Well until he went off the deep end about Scientology. 

Knowing that it made his 'farewell episode' pretty good. To paraphrase, remember chef for all the good times and not because of the fruity little club he joined.


----------



## just jim (Oct 18, 2007)

I think "deep end" and "scientology" go hand in hand.
I guess for most people, everything is funny unless it hits a personal chord.
For the years he was on the show though, he sure cracked me up.


----------



## quinn01 (Apr 22, 2006)

Thats why he left south park for the eppisode that they made fun of scientiloigy. 


Bernie Mac also passed away 2 days ago. Whats going on all the good people are passing away. 

George Carlin really broke my heart. He was SOOOO FUNNY. My favorite comedian. Bernie Mac, he wasnt that funny just annoying relaly. Kinda like Carlos Mancia. 

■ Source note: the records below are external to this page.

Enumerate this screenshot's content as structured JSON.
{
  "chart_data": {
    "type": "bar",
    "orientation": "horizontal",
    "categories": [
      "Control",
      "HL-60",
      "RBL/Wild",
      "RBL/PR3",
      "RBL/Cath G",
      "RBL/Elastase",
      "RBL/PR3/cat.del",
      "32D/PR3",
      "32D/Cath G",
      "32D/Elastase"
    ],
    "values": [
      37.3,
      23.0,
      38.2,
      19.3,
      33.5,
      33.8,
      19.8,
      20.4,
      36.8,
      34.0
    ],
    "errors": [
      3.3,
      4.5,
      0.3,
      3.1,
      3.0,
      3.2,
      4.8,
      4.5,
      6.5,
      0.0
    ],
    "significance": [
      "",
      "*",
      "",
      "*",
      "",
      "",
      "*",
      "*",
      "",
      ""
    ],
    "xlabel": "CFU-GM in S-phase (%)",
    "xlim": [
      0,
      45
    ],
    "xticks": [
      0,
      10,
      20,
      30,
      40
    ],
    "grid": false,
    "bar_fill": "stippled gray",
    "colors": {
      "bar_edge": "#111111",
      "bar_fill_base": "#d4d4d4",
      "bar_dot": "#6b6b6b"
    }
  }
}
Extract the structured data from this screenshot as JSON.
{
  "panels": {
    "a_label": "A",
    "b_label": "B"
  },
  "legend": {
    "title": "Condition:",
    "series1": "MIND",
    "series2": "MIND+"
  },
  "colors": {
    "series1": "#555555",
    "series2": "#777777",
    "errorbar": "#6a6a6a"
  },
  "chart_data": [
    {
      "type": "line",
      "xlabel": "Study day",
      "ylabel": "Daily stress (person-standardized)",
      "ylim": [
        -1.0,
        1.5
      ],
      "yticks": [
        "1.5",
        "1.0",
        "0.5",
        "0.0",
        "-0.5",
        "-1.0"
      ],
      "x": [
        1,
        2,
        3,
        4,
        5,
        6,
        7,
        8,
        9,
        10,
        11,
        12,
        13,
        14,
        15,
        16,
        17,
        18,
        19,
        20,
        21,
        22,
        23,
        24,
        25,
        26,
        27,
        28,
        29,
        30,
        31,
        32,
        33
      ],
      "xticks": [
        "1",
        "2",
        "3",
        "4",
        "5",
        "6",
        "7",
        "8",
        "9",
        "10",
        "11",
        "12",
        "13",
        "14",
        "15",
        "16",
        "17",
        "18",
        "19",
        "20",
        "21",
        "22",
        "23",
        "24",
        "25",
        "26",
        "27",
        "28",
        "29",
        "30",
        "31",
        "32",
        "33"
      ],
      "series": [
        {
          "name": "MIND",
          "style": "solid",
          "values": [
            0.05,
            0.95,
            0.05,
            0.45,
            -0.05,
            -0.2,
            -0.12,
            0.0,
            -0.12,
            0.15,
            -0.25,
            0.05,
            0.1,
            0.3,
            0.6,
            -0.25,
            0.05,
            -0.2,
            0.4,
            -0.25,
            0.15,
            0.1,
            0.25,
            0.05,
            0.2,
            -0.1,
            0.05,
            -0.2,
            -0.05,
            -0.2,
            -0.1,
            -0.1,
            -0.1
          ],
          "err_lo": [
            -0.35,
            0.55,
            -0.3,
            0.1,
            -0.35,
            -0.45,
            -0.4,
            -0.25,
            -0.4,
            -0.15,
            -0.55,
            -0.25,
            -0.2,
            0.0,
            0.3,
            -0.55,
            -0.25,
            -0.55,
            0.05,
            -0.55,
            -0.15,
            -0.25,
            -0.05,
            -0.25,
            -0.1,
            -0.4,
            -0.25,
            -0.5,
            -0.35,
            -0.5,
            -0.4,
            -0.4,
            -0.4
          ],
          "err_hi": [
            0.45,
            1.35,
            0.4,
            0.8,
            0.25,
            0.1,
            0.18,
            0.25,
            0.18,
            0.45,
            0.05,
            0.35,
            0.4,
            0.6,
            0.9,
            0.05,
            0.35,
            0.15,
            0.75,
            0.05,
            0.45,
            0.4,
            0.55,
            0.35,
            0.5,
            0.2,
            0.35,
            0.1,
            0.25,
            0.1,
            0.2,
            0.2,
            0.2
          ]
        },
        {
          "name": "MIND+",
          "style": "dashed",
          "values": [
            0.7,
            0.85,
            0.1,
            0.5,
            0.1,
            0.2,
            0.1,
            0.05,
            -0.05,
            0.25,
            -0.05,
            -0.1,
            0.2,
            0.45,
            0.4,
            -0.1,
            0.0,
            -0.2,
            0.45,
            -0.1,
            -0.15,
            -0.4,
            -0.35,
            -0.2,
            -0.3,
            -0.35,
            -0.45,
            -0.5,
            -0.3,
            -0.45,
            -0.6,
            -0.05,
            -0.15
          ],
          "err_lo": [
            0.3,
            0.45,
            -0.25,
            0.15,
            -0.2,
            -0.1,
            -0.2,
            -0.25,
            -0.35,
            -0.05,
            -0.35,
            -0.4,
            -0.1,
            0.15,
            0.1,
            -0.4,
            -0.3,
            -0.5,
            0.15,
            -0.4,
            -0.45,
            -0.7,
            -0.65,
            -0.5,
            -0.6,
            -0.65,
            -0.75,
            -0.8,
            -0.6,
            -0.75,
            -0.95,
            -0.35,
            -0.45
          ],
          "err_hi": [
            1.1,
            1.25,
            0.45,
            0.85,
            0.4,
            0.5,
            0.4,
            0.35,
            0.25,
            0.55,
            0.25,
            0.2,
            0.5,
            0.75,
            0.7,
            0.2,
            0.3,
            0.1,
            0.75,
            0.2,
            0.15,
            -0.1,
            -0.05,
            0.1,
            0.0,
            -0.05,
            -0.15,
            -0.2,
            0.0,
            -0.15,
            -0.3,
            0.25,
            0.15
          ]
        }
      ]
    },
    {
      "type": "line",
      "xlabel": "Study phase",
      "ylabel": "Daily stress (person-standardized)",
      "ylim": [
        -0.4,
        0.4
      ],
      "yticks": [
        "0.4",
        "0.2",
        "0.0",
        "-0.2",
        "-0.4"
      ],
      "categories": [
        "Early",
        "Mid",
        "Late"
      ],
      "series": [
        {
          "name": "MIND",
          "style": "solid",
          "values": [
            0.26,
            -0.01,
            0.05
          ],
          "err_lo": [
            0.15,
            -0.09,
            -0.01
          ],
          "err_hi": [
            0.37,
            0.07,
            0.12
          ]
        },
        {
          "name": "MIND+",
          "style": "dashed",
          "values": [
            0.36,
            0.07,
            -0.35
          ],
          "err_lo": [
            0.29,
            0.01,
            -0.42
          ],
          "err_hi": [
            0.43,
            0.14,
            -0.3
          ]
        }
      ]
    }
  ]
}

Anyway yeah theyll all be missed.


----------



## chrose (Nov 20, 2000)

Last I heard the cause of death was unknown, but he was found near his treadmill or exercise bike. Just goes to show how unhealthy being healthy can be!:look:


----------



## quinn01 (Apr 22, 2006)

Yeah but he was a big guy last I saw of him, so its possible he over worked himself and just had a heart attack.......


Long Live Chef. 

"Hello there children!" "Hey Chef."


----------



## deltadoc (Aug 15, 2004)

If memory serves me right, Isaac Hayes appeared in several episodes of Stargate: Atlantis, interestingly enough, as a head Jaffa that fell into the religious fanaticism of the Ori.

He finally saw the "truth" in the sequel movie "The Ark of Truth".

Anyway, his accomplishments in music were also huge.

doc


----------



## izbnso (May 12, 2007)

Dude, that was Lou Gosset,not Isaac Hayes.


----------



## rpmcmurphy (Jan 8, 2008)

He was a bad mutha'..........


----------



## deltadoc (Aug 15, 2004)

Well, I did preface my post "If memory serves me correctly!" 

Anyway, I"m 99% sure that Isaac Hayes did cameo appearances on either Stargate: SG-1 or Atlantis. And he played the part of a Jaffa.

I"ve only watched the complete 10 (and 4) seasons respectively about 15 times now. Next time I go through the series, I will make a note of what part he was in. And if its the 1% that I'm wrong, I will admit to that too! 

In any event, I'm sorry to see him pass. The news today says he had a stroke. A guy I work with had one last week too, but he's still kickin'!

doc


----------



## ninja_59 (May 2, 2004)

Was a great man 

You will be missed 

God bless you Isaac Hayes


----------



## bundens (Jul 5, 2008)

I read in an article on cnn that he didn't leave because of scientology but that is the statement the Scientoligists put out on his behalf..in fact he had a stroke and he couldn't talk anymore. They're saying that the church actually was very mad he kept doing southpark even though they were making fun of the church left and right but hayes kept doing the show anyway because he enjoyed it.

They're saying the church neglected him too in his final days and that he shouldn't have been alone on a treadmill and that he was paralyzed on half his body or something..
wish i could find the link for the article it was very interesting..i read it the day after he died.


----------



## quinn01 (Apr 22, 2006)

Shut yo mouth.....

haha


----------



## dudethatsmine (Mar 15, 2008)

he will be missed two of things could have happened to him the cult of scientology killed another of its members or china is now putting lead on the handles of the treadmills they are making.


----------



## dc sunshine (Feb 26, 2007)

R.I.P. Isaac

You've given the world many great memories


----------